Saturday, February 7, 2015
Review: Original Teenage Mutanta Ninja Turtles Film is Still Fun
Teenage Mutant Ninja Turtles (1990)
Running time: 93 minutes (1 hour, 33 minutes)
MPAA – PG
DIRECTOR: Steve Barron
WRITERS: Todd W. Langen and Bobby Herbeck; from a story by Bobby Herbeck (based on characters created by Kevin Eastman and Peter Laird)
PRODUCERS: David Chan, Kim Dawson, and Simon Fields
CINEMATOGRAPHER: John Fenner (D.o.P.)
EDITORS: William D. Gordean, Sally Menke, and James R. Symons
COMPOSER: John Du Prez
Starring: Judith Hoag, Elias Koteas, Jay Patterson, Michael Turney, Raymond Serra, Sam Rockwell, James Saito, Toshishiro Obata, David Forman, Leif Tilden, Michelan Sisti, and the voices of Corey Feldman, Josh Pais, Brian Tochi, Robbie Rist, David McCharen, Michael McConnohie, and Kevin Clash
Teenage Mutant Ninja Turtles is a 1990 martial arts fantasy and action-comedy film from director Steve Barron. The film is based on the media franchise, Teenage Mutant Ninja Turtles (also known as the “Ninja Turtles” or by the abbreviation, “TMNT”), which began with a black and white comic book created by Kevin Eastman and Peter Laird and first published in 1984. Teenage Mutant Ninja Turtles the film focuses on a quartet of anthropomorphic ninja turtles and a TV news reporter, as they battle a ninja criminal gang.
Teenage Mutant Ninja Turtles opens in New York City (late 80s or early 90s). The city is in the midst of a crime wave of pick-pockets, burglaries, and general thievery. Rumors abound that the thieves are mostly young children and teenagers, perhaps connected to something called the “Foot Clan,” which apparently originated in Japan. This is according to April O'Neil (Judith Hoag), a television news reporter at station WTRL – Channel 3.

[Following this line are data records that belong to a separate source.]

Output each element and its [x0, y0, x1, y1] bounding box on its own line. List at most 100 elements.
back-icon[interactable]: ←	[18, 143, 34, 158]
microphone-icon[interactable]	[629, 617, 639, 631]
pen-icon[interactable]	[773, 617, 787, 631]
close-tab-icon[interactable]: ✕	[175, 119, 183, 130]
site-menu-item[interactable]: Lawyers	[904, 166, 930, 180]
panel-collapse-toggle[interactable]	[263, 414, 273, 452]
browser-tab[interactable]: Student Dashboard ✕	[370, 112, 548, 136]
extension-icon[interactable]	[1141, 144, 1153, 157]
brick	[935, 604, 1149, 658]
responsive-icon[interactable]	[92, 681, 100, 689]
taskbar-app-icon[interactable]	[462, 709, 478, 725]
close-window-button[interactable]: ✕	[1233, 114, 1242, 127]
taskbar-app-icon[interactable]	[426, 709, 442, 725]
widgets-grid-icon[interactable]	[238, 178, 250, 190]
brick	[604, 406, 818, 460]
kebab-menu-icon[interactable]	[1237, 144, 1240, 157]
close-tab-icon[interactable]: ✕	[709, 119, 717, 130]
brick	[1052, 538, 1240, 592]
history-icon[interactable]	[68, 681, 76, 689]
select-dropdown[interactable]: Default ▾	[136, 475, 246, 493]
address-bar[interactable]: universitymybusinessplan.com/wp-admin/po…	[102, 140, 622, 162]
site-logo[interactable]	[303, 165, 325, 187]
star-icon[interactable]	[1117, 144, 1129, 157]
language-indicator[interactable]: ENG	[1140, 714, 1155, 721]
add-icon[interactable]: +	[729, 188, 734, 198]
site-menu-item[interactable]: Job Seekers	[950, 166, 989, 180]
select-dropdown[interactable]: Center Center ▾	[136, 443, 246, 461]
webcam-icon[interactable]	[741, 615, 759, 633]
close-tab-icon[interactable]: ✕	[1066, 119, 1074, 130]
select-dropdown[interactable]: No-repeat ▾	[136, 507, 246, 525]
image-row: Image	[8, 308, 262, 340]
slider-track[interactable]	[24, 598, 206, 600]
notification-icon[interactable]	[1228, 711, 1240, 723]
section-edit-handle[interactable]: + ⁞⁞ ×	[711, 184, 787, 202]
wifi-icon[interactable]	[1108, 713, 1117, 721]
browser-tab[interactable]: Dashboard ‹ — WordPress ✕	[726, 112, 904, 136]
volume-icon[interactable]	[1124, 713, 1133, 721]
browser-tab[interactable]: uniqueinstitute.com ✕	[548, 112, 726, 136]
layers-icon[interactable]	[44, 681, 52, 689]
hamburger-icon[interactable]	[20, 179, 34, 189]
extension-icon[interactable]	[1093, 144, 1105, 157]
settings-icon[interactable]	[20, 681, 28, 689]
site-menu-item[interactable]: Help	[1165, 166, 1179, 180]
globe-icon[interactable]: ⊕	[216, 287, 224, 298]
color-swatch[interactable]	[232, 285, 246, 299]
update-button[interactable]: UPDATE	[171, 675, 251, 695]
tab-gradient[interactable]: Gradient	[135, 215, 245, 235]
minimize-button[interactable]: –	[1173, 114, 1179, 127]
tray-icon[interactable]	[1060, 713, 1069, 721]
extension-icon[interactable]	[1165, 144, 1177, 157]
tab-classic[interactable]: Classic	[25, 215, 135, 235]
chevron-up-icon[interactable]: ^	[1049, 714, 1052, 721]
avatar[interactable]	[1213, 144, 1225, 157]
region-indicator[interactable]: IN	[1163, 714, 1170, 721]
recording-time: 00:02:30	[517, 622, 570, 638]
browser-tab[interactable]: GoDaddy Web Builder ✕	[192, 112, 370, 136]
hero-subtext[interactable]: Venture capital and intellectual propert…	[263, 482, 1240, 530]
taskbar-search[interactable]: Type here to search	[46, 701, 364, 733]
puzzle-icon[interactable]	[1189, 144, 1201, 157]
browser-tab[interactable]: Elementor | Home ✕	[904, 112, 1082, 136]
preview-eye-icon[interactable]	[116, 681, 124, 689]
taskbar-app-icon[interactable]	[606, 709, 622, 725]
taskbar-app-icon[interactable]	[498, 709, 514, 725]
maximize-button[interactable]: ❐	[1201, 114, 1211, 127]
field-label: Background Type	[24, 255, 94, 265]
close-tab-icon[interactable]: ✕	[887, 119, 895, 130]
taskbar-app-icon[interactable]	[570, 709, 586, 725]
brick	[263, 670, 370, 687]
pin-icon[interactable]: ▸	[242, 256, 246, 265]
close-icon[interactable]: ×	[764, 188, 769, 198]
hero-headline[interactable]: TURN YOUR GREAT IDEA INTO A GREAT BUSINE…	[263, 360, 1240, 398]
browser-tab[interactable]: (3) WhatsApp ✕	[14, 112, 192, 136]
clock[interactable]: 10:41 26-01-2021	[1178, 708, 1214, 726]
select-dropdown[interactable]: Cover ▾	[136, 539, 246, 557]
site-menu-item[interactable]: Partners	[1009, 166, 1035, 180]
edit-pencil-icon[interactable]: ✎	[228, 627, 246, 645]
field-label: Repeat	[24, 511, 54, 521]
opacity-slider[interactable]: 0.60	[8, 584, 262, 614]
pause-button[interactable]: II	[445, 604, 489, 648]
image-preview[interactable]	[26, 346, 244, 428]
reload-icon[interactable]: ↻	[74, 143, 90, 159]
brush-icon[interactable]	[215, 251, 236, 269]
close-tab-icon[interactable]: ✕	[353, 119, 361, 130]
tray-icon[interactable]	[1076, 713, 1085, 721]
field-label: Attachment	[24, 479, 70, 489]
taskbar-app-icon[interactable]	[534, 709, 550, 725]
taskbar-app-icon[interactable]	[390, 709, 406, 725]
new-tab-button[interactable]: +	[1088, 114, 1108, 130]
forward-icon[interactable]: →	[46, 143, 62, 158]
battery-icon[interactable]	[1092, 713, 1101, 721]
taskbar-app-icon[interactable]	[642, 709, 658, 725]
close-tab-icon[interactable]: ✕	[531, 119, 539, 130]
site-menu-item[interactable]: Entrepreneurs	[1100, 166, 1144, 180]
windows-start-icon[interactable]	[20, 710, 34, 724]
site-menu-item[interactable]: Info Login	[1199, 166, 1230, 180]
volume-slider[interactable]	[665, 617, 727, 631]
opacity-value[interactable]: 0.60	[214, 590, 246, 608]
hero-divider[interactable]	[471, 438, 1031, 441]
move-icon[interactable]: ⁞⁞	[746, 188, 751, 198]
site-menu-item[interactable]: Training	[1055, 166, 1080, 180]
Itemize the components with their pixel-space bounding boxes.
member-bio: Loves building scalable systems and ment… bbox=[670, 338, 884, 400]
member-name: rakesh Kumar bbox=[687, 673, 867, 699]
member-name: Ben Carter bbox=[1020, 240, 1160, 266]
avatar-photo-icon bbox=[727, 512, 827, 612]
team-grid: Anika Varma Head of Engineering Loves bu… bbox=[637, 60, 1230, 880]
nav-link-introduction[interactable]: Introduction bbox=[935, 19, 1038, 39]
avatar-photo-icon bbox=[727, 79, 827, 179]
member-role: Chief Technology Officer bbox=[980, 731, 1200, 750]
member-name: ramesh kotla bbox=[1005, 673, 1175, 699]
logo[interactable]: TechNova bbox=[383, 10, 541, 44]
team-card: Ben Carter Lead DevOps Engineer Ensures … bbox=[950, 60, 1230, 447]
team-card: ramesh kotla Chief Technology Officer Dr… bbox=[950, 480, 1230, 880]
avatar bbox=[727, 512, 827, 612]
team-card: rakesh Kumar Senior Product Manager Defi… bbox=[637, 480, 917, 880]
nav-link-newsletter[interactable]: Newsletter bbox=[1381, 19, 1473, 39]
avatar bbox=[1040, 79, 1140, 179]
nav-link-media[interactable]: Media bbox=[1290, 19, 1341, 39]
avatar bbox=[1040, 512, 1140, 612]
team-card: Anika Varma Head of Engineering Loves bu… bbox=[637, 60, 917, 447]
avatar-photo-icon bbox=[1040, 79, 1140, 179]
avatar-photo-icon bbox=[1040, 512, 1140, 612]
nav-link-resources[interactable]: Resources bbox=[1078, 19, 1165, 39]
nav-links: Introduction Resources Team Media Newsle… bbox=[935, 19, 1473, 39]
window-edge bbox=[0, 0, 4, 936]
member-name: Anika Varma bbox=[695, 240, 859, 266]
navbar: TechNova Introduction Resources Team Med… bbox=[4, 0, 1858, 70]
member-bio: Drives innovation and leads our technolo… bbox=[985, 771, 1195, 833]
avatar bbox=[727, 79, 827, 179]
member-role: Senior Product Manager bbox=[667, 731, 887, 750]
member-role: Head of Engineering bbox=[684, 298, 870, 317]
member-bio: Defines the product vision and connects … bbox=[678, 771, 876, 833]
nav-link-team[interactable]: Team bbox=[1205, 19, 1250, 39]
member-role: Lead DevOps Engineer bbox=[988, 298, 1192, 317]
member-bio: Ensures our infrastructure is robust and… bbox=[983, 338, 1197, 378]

In fact, O'Neil comes across some of these very same thieves ransacking a news van, and they promptly attack her. A mysterious band of warrior rescues April, introducing her to a world under the streets and in the sewers of the city. April's rescuers are four anthropomorphic turtles; these mutated, man-turtles walk and talk, and, like other teenagers, they love pizza. They are also ninja warriors, according to their mentor and surrogate father, Splinter (Kevin Clash), a mutated, anthropomorphic rat who is also a master of the ninja arts.
Now, April and these four teenaged mutant ninja turtles: Raphael (Josh Pais), Michelangelo (Robbie Rist), Donatello (Corey Feldman) and Leonardo (Brian Tochi) unite to unravel the secrets of the city's crime wave. Street vigilante, Casey Jones (Elias Koteas), joins them, but will all of them be enough to stop The Foot and its leader, The Shredder.
1990s Teenage Mutant Ninja Turtles was the first movie in a franchise that would yield a total of three films. Years later, Warner Bros. Pictures would release a computer-animated TMNT film, also entitled Teenage Mutant Ninja Turtles (2007), which I still have not seen. In fact, I had not seen a TMNT movie since the second film, which was released in 1991.
With the release of Paramount Picture's reboot of the franchise, also entitled Teenage Mutant Ninja Turtles, earlier this past summer (2014), I decided to revisit the 1990 film. I vaguely remember liking it then. I was surprised to find that I actually liked it after recently watching it again.
Teenage Mutant Ninja Turtles 1990 is quaint, but irresistibly cute and likeable. Everything about is 1980s cheesy: the sets, the clothes, the music, the attitude, and the Turtles' dialogue. It's as if every teen movie, good or bad, was strained of its slang and lingo to create the dialogue for these teenage mutant ninja turtles. The entire movie also looks like it was shot in the ghostly, abandoned sets of 1980s break-dancing movies.
Still, if you like the Ninja Turtles, it is hard not to like this movie. Back in 1990, I did like the Ninja Turtles, so I liked their hit movie debut. A quarter-century later, I find that I still like Teenage Mutant Ninja Turtles 1990. I might even find myself watching it again.